SELinuxDenyPtrace: Write, compile, run, but don't debug applications?

Jim Meyering jim at meyering.net
Tue Apr 10 15:24:41 UTC 2012


Mark Wielaard wrote:
> On Mon, Apr 09, 2012 at 10:58:43AM -0400, Daniel J Walsh wrote:
>> I thought I made this clear in my blogs and the feature page that I wanted
>> this on deny_ptrace on by default.
>> [...]
>> We did have a bug in Alpha where it was turned off.  Now that people are
>> actually seeing it turned on in Fedora 17 Beta, they are reacting.
>
> My apologies I seem to react to this change so late.
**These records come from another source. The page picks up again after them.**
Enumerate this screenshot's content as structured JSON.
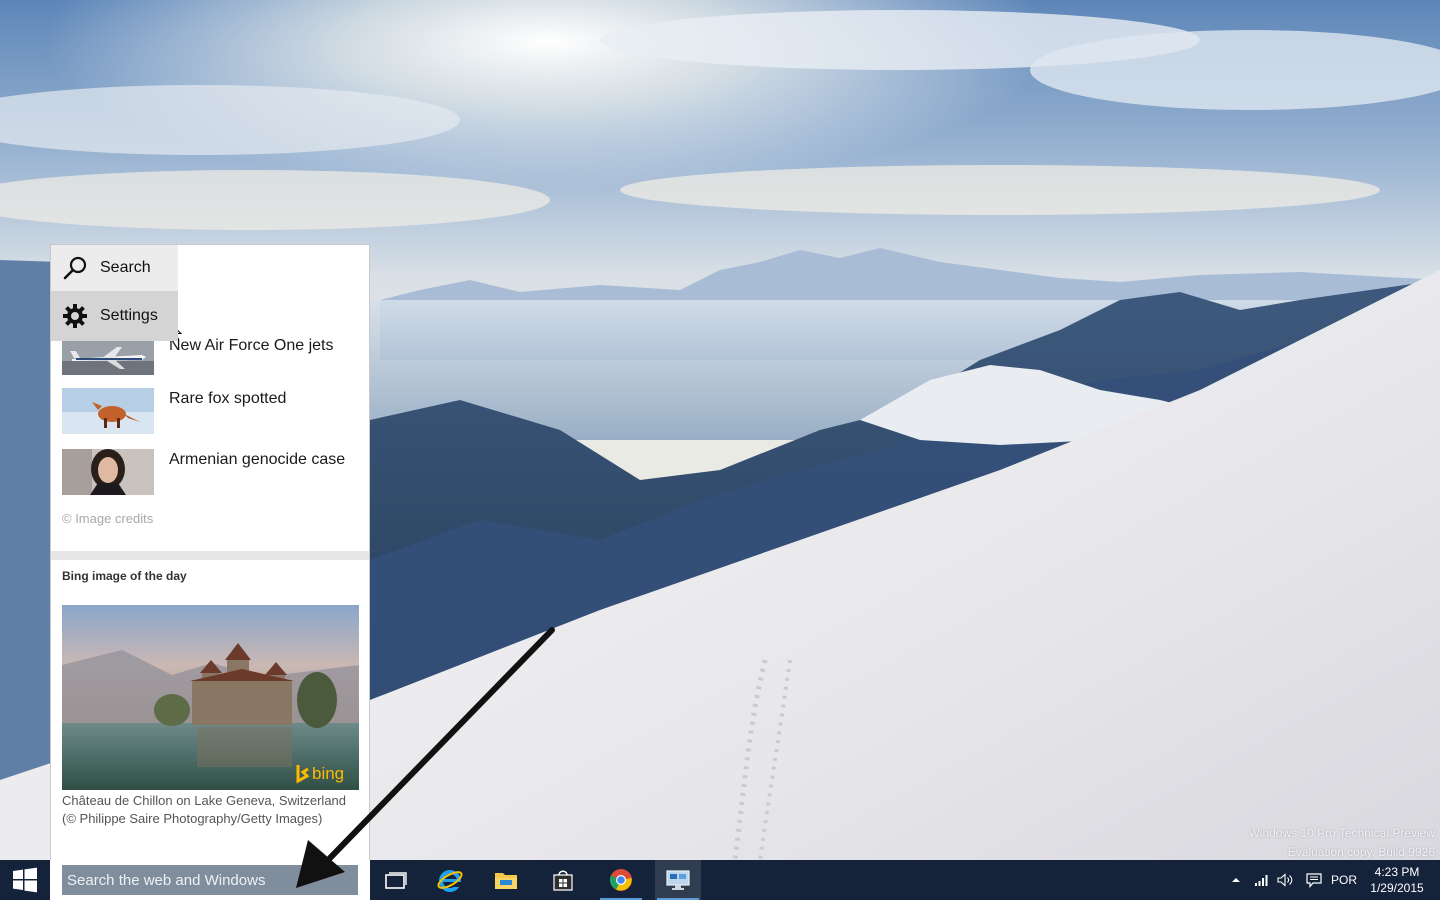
{
  "search_panel": {
    "menu": [
      {
        "label": "Search",
        "icon": "magnifier-icon"
      },
      {
        "label": "Settings",
        "icon": "gear-icon"
      }
    ],
    "news": [
      {
        "title": "New Air Force One jets",
        "thumb": "airplane-thumbnail"
      },
      {
        "title": "Rare fox spotted",
        "thumb": "fox-in-snow-thumbnail"
      },
      {
        "title": "Armenian genocide case",
        "thumb": "woman-portrait-thumbnail"
      }
    ],
    "image_credits": "© Image credits",
    "bing_heading": "Bing image of the day",
    "bing_logo": "bing",
    "bing_caption": "Château de Chillon on Lake Geneva, Switzerland (© Philippe Saire Photography/Getty Images)"
  },
  "taskbar": {
    "search_placeholder": "Search the web and Windows",
    "apps": [
      {
        "name": "Task View",
        "icon": "task-view-icon",
        "running": false
      },
      {
        "name": "Internet Explorer",
        "icon": "internet-explorer-icon",
        "running": false
      },
      {
        "name": "File Explorer",
        "icon": "file-explorer-icon",
        "running": false
      },
      {
        "name": "Store",
        "icon": "store-icon",
        "running": false
      },
      {
        "name": "Google Chrome",
        "icon": "chrome-icon",
        "running": true
      },
      {
        "name": "Remote Desktop",
        "icon": "remote-desktop-icon",
        "running": true,
        "active": true
      }
    ],
    "tray": {
      "language": "POR",
      "time": "4:23 PM",
      "date": "1/29/2015"
    }
  },
  "watermark": {
    "line1": "Windows 10 Pro Technical Preview",
    "line2": "Evaluation copy. Build 9926"
  },
  "colors": {
    "taskbar": "#14233a",
    "search_input": "#7f8d9d",
    "accent": "#5b9bd5",
    "bing_yellow": "#ffb900"
  }
}
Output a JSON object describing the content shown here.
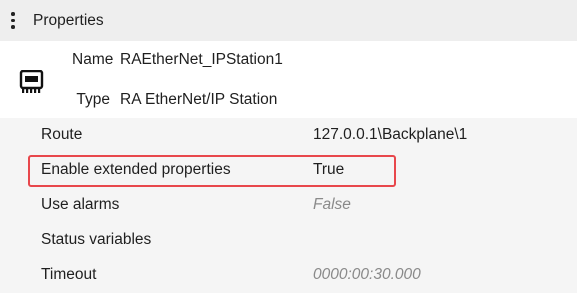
{
  "header": {
    "title": "Properties",
    "menu_icon": "more-vert-icon"
  },
  "device": {
    "icon": "device-chip-icon",
    "name_label": "Name",
    "name_value": "RAEtherNet_IPStation1",
    "type_label": "Type",
    "type_value": "RA EtherNet/IP Station"
  },
  "properties": [
    {
      "label": "Route",
      "value": "127.0.0.1\\Backplane\\1",
      "muted": false
    },
    {
      "label": "Enable extended properties",
      "value": "True",
      "muted": false
    },
    {
      "label": "Use alarms",
      "value": "False",
      "muted": true
    },
    {
      "label": "Status variables",
      "value": "",
      "muted": false
    },
    {
      "label": "Timeout",
      "value": "0000:00:30.000",
      "muted": true
    }
  ],
  "highlight_color": "#e8474c"
}
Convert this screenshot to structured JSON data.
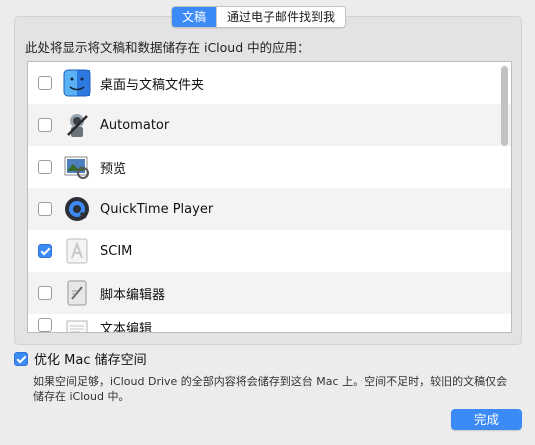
{
  "tabs": [
    {
      "label": "文稿",
      "active": true
    },
    {
      "label": "通过电子邮件找到我",
      "active": false
    }
  ],
  "description": "此处将显示将文稿和数据储存在 iCloud 中的应用：",
  "apps": [
    {
      "name": "桌面与文稿文件夹",
      "checked": false,
      "icon": "finder-icon"
    },
    {
      "name": "Automator",
      "checked": false,
      "icon": "automator-icon"
    },
    {
      "name": "预览",
      "checked": false,
      "icon": "preview-icon"
    },
    {
      "name": "QuickTime Player",
      "checked": false,
      "icon": "quicktime-icon"
    },
    {
      "name": "SCIM",
      "checked": true,
      "icon": "scim-icon"
    },
    {
      "name": "脚本编辑器",
      "checked": false,
      "icon": "script-editor-icon"
    },
    {
      "name": "文本编辑",
      "checked": false,
      "icon": "textedit-icon"
    }
  ],
  "optimize": {
    "label": "优化 Mac 储存空间",
    "checked": true
  },
  "note": "如果空间足够，iCloud Drive 的全部内容将会储存到这台 Mac 上。空间不足时，较旧的文稿仅会储存在 iCloud 中。",
  "done_label": "完成",
  "colors": {
    "accent": "#3b8af5",
    "background": "#ececec"
  }
}
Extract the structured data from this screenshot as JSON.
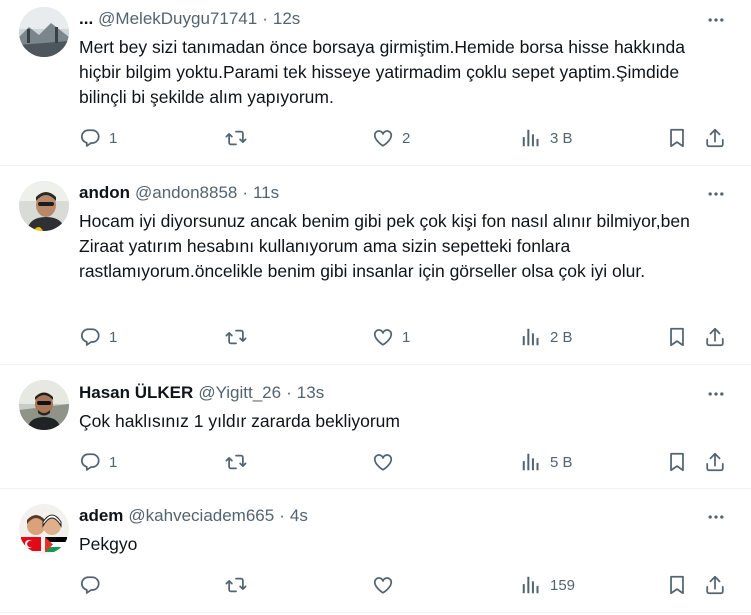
{
  "tweets": [
    {
      "name": "...",
      "handle": "@MelekDuygu71741",
      "separator": "·",
      "time": "12s",
      "text": "Mert bey sizi tanımadan önce borsaya girmiştim.Hemide borsa hisse hakkında hiçbir bilgim yoktu.Parami tek hisseye yatirmadim çoklu sepet yaptim.Şimdide bilinçli bi şekilde alım yapıyorum.",
      "replies": "1",
      "retweets": "",
      "likes": "2",
      "views": "3 B"
    },
    {
      "name": "andon",
      "handle": "@andon8858",
      "separator": "·",
      "time": "11s",
      "text": "Hocam iyi diyorsunuz ancak benim gibi pek çok kişi fon nasıl alınır bilmiyor,ben Ziraat yatırım hesabını kullanıyorum ama sizin sepetteki fonlara rastlamıyorum.öncelikle benim gibi insanlar için görseller olsa çok iyi olur.",
      "replies": "1",
      "retweets": "",
      "likes": "1",
      "views": "2 B"
    },
    {
      "name": "Hasan ÜLKER",
      "handle": "@Yigitt_26",
      "separator": "·",
      "time": "13s",
      "text": "Çok haklısınız 1 yıldır zararda bekliyorum",
      "replies": "1",
      "retweets": "",
      "likes": "",
      "views": "5 B"
    },
    {
      "name": "adem",
      "handle": "@kahveciadem665",
      "separator": "·",
      "time": "4s",
      "text": "Pekgyo",
      "replies": "",
      "retweets": "",
      "likes": "",
      "views": "159"
    }
  ],
  "icons": {
    "more": "more-dots-icon",
    "reply": "reply-icon",
    "retweet": "retweet-icon",
    "like": "heart-icon",
    "views": "views-chart-icon",
    "bookmark": "bookmark-icon",
    "share": "share-icon"
  },
  "colors": {
    "text": "#0f1419",
    "secondary": "#536471",
    "divider": "#eff3f4"
  }
}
Now that I have seen
> your other blog postings I see that was your intention. But I did see the
> initial proposal and, like others, and FESCO, read it as making it an
> option that could be turned on. But not by default. Because that creates
> this situation that a normal users/developer needs to ask their admin to
> fix their machine even though they can write, compile and run their own
> programs, but suddenly aren't allowed to debug, profile or trace them.
> If I had thought it would be turned on by default, I would have spoken
> up sooner to try and help figure out something that wouldn't create such
> a disruption.

Not being able to get an strace from du or df (or several other
programs in coreutils) would be a problem for me as coreutils maintainer.
If someone is reporting strange behavior from those tools, it is
common that the easiest way for us to diagnose the failure is by
getting them to strace the program in their somehow-unusual environment.

This situation arises once or twice a month, and the user reporting
the problem might well not have root access to the system with the
unusual file system or kernel.  Admittedly, it hasn't happened much
with Fedora recently, but with combinations of virtual machines and
new file system types, we're far from seeing the last of those.